Mondelez trialling shelf cameras to analyse shopper habits in-store

Consumers traipsing supermarket aisles for snacks could soon find Mondelez cameras staring back at them thanks to a pilot scheme to better understand shoppers’ in-store behaviour.  

Mondelez Brands
Mondelez is trialling shelf cameras to analyse shopper habits in-store.

The snacks maker is planning to rig grocery stores across the US with Microsoft Kinect sensors later this year to determine a person’s age and gender as they mull over which of its snacks to purchase. The data is not saved, however, recordings of what products have been chosen and the gestures used to take them from shelves will be transmitted back to corporate offices for analysis.

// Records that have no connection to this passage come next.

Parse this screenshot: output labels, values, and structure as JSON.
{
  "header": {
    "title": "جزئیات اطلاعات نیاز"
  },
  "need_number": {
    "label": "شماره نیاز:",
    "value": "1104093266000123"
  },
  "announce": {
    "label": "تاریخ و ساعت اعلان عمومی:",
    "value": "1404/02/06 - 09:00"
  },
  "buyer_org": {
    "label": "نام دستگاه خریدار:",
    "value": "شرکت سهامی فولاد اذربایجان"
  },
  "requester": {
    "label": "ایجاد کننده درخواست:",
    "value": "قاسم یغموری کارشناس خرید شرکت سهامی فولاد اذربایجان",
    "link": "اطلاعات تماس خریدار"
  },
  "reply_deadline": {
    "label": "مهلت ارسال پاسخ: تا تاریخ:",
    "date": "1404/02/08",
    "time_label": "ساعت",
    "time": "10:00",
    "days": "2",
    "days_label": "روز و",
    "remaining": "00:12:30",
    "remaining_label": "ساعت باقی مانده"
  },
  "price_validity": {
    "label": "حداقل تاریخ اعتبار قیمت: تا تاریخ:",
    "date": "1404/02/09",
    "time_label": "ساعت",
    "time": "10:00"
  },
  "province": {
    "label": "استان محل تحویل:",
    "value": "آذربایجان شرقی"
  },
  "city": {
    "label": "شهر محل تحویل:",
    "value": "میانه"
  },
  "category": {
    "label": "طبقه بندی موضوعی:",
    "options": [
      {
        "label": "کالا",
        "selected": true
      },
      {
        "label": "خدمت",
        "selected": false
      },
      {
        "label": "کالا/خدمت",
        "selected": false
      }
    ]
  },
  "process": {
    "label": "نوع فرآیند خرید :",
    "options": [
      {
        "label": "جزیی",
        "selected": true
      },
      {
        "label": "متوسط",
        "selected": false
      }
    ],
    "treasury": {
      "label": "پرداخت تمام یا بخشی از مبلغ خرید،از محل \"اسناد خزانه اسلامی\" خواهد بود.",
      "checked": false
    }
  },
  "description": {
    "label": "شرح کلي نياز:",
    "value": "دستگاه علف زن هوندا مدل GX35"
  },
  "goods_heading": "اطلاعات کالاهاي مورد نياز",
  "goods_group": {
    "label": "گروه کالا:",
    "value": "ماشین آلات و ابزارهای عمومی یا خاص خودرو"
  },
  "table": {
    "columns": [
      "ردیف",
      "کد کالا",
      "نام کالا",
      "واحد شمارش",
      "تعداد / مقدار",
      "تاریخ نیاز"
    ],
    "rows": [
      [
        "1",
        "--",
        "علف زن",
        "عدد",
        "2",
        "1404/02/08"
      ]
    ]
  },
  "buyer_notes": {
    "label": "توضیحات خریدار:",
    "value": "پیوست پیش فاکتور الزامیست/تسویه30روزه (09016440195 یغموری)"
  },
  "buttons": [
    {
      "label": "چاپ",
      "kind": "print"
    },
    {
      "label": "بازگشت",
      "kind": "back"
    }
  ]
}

It claims the insights gleaned from the cameras could deliver targeted promotions for specific stores.

Mondelez says shopper privacy is of the “utmost importance” and assures the “Smart Shelf” programme is “completely anonymous”.

The initiative is an experimental stage at the moment with no detailed rollout plan, although it will be introduced on wider scale across the region in 2015. Mondelez refused to rule out expanding the programme beyond North America to other markets should it prove successful.

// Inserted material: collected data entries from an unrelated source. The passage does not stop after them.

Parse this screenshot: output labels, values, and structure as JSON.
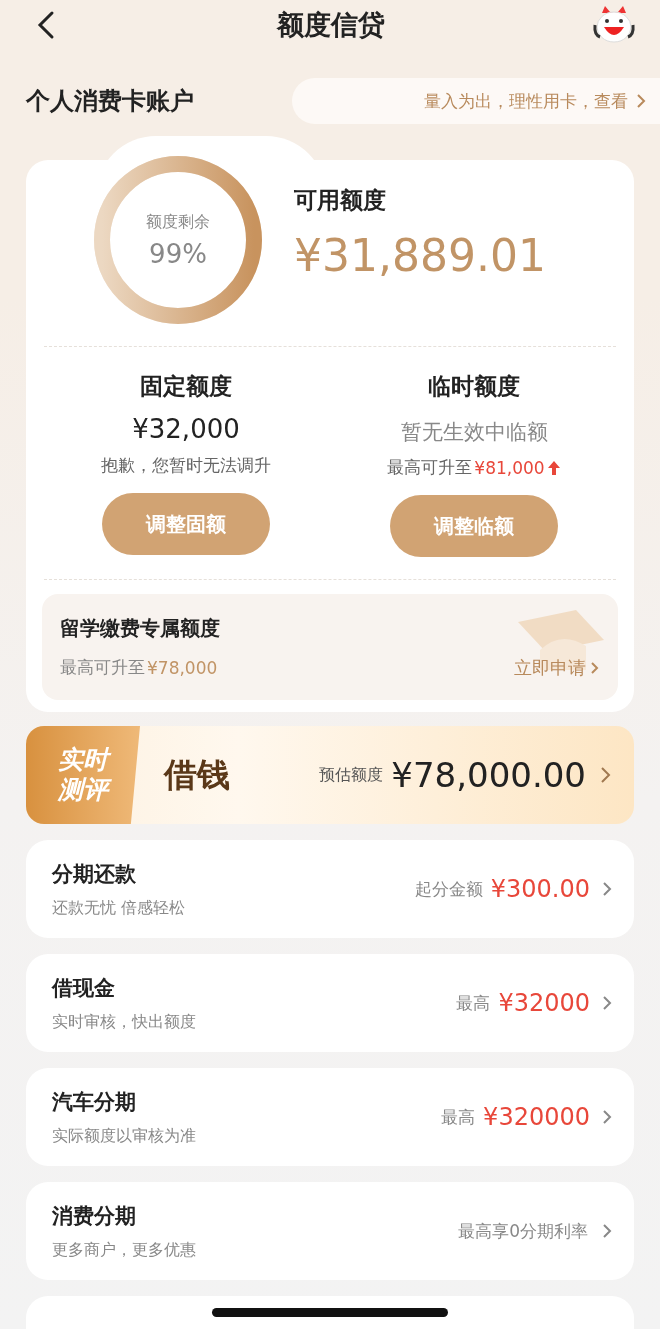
{
  "header": {
    "title": "额度信贷"
  },
  "account": {
    "title": "个人消费卡账户",
    "notice": "量入为出，理性用卡，查看"
  },
  "quota": {
    "ring_label": "额度剩余",
    "ring_percent": "99%",
    "available_label": "可用额度",
    "available_amount": "¥31,889.01",
    "fixed": {
      "title": "固定额度",
      "amount": "¥32,000",
      "note": "抱歉，您暂时无法调升",
      "button": "调整固额"
    },
    "temp": {
      "title": "临时额度",
      "amount": "暂无生效中临额",
      "note_prefix": "最高可升至",
      "note_amount": "¥81,000",
      "button": "调整临额"
    },
    "study": {
      "title": "留学缴费专属额度",
      "note_prefix": "最高可升至",
      "note_amount": "¥78,000",
      "link": "立即申请"
    }
  },
  "loan": {
    "badge_line1": "实时",
    "badge_line2": "测评",
    "title": "借钱",
    "estimate_label": "预估额度",
    "estimate_amount": "¥78,000.00"
  },
  "services": [
    {
      "title": "分期还款",
      "subtitle": "还款无忧 倍感轻松",
      "label": "起分金额",
      "amount": "¥300.00"
    },
    {
      "title": "借现金",
      "subtitle": "实时审核，快出额度",
      "label": "最高",
      "amount": "¥32000"
    },
    {
      "title": "汽车分期",
      "subtitle": "实际额度以审核为准",
      "label": "最高",
      "amount": "¥320000"
    },
    {
      "title": "消费分期",
      "subtitle": "更多商户，更多优惠",
      "label": "最高享0分期利率"
    }
  ]
}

It is part of a wider overhaul of how brands such as Oreo, Belvita and Cadbury are presented on the shop floor and the company is hoping the data captured can help increase impulse sales.

The snacks business is making major investments to understand how shoppers are behaving in real-time in the belief that a well-timed coupon to their mobile device or carefully placed in-store advert could boost long-term sales.